Il a donc été nécessaire de s’équiper en rectifieuses spéciales (fabriquées par une Maison d’Audincourt) pour les têtes, et rectifieuses sans centre “centerless” pour les tiges. (Seules machines, trouvées sur le marché). La mise au point des meules équipant ces machines a été très délicate (meules à deux textures différentes).

Pour réduire le prix de revient il a été décidé de changer de mode de forgeage, ce qui a entraîné la disparition de la chaudière et des 4 martinets à vapeur. La technique adoptée fut, le forgeage par refoulement, partant de barres d’acier de 7 ou 8 mm, refoulées, pour atteindre des diamètres de 24-26 mm à la base.

Cette opération nécessitant, là aussi une grande précision, car les lois du refoulement sont incontournables. Une machine a été mise en route, puis une autre un peu plus puissante. Pour augmenter la précision des tiges crantées et filetées, une autre technique de traitement des tiges a été mise au point par laminage à froid nécessitant une grande qualité des pièces à l’arrivée à ce poste.
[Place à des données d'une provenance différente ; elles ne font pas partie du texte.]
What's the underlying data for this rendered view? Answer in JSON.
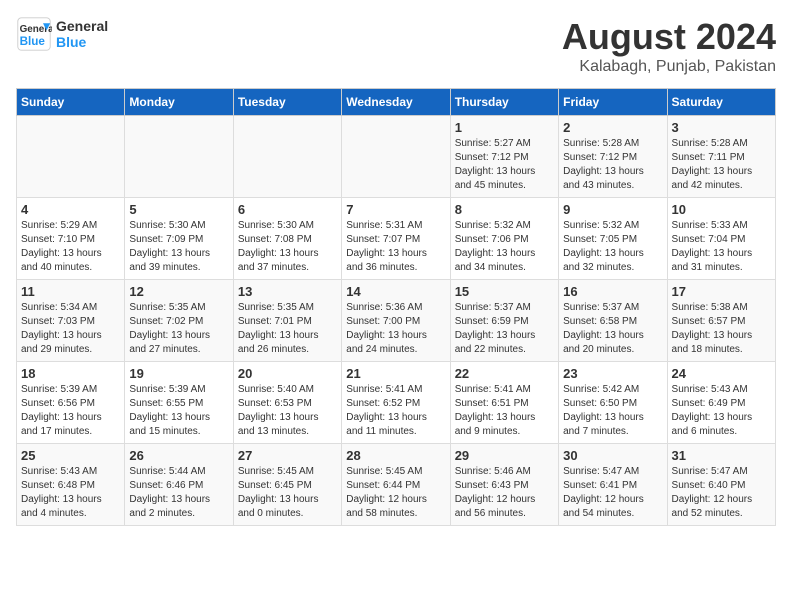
{
  "header": {
    "logo_line1": "General",
    "logo_line2": "Blue",
    "month_year": "August 2024",
    "location": "Kalabagh, Punjab, Pakistan"
  },
  "days_of_week": [
    "Sunday",
    "Monday",
    "Tuesday",
    "Wednesday",
    "Thursday",
    "Friday",
    "Saturday"
  ],
  "weeks": [
    [
      {
        "day": "",
        "content": ""
      },
      {
        "day": "",
        "content": ""
      },
      {
        "day": "",
        "content": ""
      },
      {
        "day": "",
        "content": ""
      },
      {
        "day": "1",
        "content": "Sunrise: 5:27 AM\nSunset: 7:12 PM\nDaylight: 13 hours\nand 45 minutes."
      },
      {
        "day": "2",
        "content": "Sunrise: 5:28 AM\nSunset: 7:12 PM\nDaylight: 13 hours\nand 43 minutes."
      },
      {
        "day": "3",
        "content": "Sunrise: 5:28 AM\nSunset: 7:11 PM\nDaylight: 13 hours\nand 42 minutes."
      }
    ],
    [
      {
        "day": "4",
        "content": "Sunrise: 5:29 AM\nSunset: 7:10 PM\nDaylight: 13 hours\nand 40 minutes."
      },
      {
        "day": "5",
        "content": "Sunrise: 5:30 AM\nSunset: 7:09 PM\nDaylight: 13 hours\nand 39 minutes."
      },
      {
        "day": "6",
        "content": "Sunrise: 5:30 AM\nSunset: 7:08 PM\nDaylight: 13 hours\nand 37 minutes."
      },
      {
        "day": "7",
        "content": "Sunrise: 5:31 AM\nSunset: 7:07 PM\nDaylight: 13 hours\nand 36 minutes."
      },
      {
        "day": "8",
        "content": "Sunrise: 5:32 AM\nSunset: 7:06 PM\nDaylight: 13 hours\nand 34 minutes."
      },
      {
        "day": "9",
        "content": "Sunrise: 5:32 AM\nSunset: 7:05 PM\nDaylight: 13 hours\nand 32 minutes."
      },
      {
        "day": "10",
        "content": "Sunrise: 5:33 AM\nSunset: 7:04 PM\nDaylight: 13 hours\nand 31 minutes."
      }
    ],
    [
      {
        "day": "11",
        "content": "Sunrise: 5:34 AM\nSunset: 7:03 PM\nDaylight: 13 hours\nand 29 minutes."
      },
      {
        "day": "12",
        "content": "Sunrise: 5:35 AM\nSunset: 7:02 PM\nDaylight: 13 hours\nand 27 minutes."
      },
      {
        "day": "13",
        "content": "Sunrise: 5:35 AM\nSunset: 7:01 PM\nDaylight: 13 hours\nand 26 minutes."
      },
      {
        "day": "14",
        "content": "Sunrise: 5:36 AM\nSunset: 7:00 PM\nDaylight: 13 hours\nand 24 minutes."
      },
      {
        "day": "15",
        "content": "Sunrise: 5:37 AM\nSunset: 6:59 PM\nDaylight: 13 hours\nand 22 minutes."
      },
      {
        "day": "16",
        "content": "Sunrise: 5:37 AM\nSunset: 6:58 PM\nDaylight: 13 hours\nand 20 minutes."
      },
      {
        "day": "17",
        "content": "Sunrise: 5:38 AM\nSunset: 6:57 PM\nDaylight: 13 hours\nand 18 minutes."
      }
    ],
    [
      {
        "day": "18",
        "content": "Sunrise: 5:39 AM\nSunset: 6:56 PM\nDaylight: 13 hours\nand 17 minutes."
      },
      {
        "day": "19",
        "content": "Sunrise: 5:39 AM\nSunset: 6:55 PM\nDaylight: 13 hours\nand 15 minutes."
      },
      {
        "day": "20",
        "content": "Sunrise: 5:40 AM\nSunset: 6:53 PM\nDaylight: 13 hours\nand 13 minutes."
      },
      {
        "day": "21",
        "content": "Sunrise: 5:41 AM\nSunset: 6:52 PM\nDaylight: 13 hours\nand 11 minutes."
      },
      {
        "day": "22",
        "content": "Sunrise: 5:41 AM\nSunset: 6:51 PM\nDaylight: 13 hours\nand 9 minutes."
      },
      {
        "day": "23",
        "content": "Sunrise: 5:42 AM\nSunset: 6:50 PM\nDaylight: 13 hours\nand 7 minutes."
      },
      {
        "day": "24",
        "content": "Sunrise: 5:43 AM\nSunset: 6:49 PM\nDaylight: 13 hours\nand 6 minutes."
      }
    ],
    [
      {
        "day": "25",
        "content": "Sunrise: 5:43 AM\nSunset: 6:48 PM\nDaylight: 13 hours\nand 4 minutes."
      },
      {
        "day": "26",
        "content": "Sunrise: 5:44 AM\nSunset: 6:46 PM\nDaylight: 13 hours\nand 2 minutes."
      },
      {
        "day": "27",
        "content": "Sunrise: 5:45 AM\nSunset: 6:45 PM\nDaylight: 13 hours\nand 0 minutes."
      },
      {
        "day": "28",
        "content": "Sunrise: 5:45 AM\nSunset: 6:44 PM\nDaylight: 12 hours\nand 58 minutes."
      },
      {
        "day": "29",
        "content": "Sunrise: 5:46 AM\nSunset: 6:43 PM\nDaylight: 12 hours\nand 56 minutes."
      },
      {
        "day": "30",
        "content": "Sunrise: 5:47 AM\nSunset: 6:41 PM\nDaylight: 12 hours\nand 54 minutes."
      },
      {
        "day": "31",
        "content": "Sunrise: 5:47 AM\nSunset: 6:40 PM\nDaylight: 12 hours\nand 52 minutes."
      }
    ]
  ]
}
Pour donner plus de souplesse à l’installation dans les années 1952, il a été installé un transformateur intérieur de 60 kwa alimentant les machines, toutes dotées d’un moteur individuel. Il faut noter que toutes ces mises au point et tous les travaux ont été réalisés par le personnel de l’usine.

L’effectif variait entre 10 et 16 salariés, pratiquant quelquefois le roulement de 3 équipes sur les machines les plus chargées.

Hélas, la suite de l’exploitation n’a pas bénéficié des efforts effectués, le monde du textile, en crise, le nombre de tissages diminuant sans cesse, les survivants se tournant vers des métiers circulaires ou autres techniques sans navettes.

Le matériel de l’entreprise trop spécialisé pour envisager d’autres fabrications a mis la Direction dans l’obligation d’arrêter l’activité de l’usine en 1961. L’affaire est reprise, pour quelques années, par une fabrique de navettes alsacienne, disparue aujourd’hui en raison de la même conjoncture.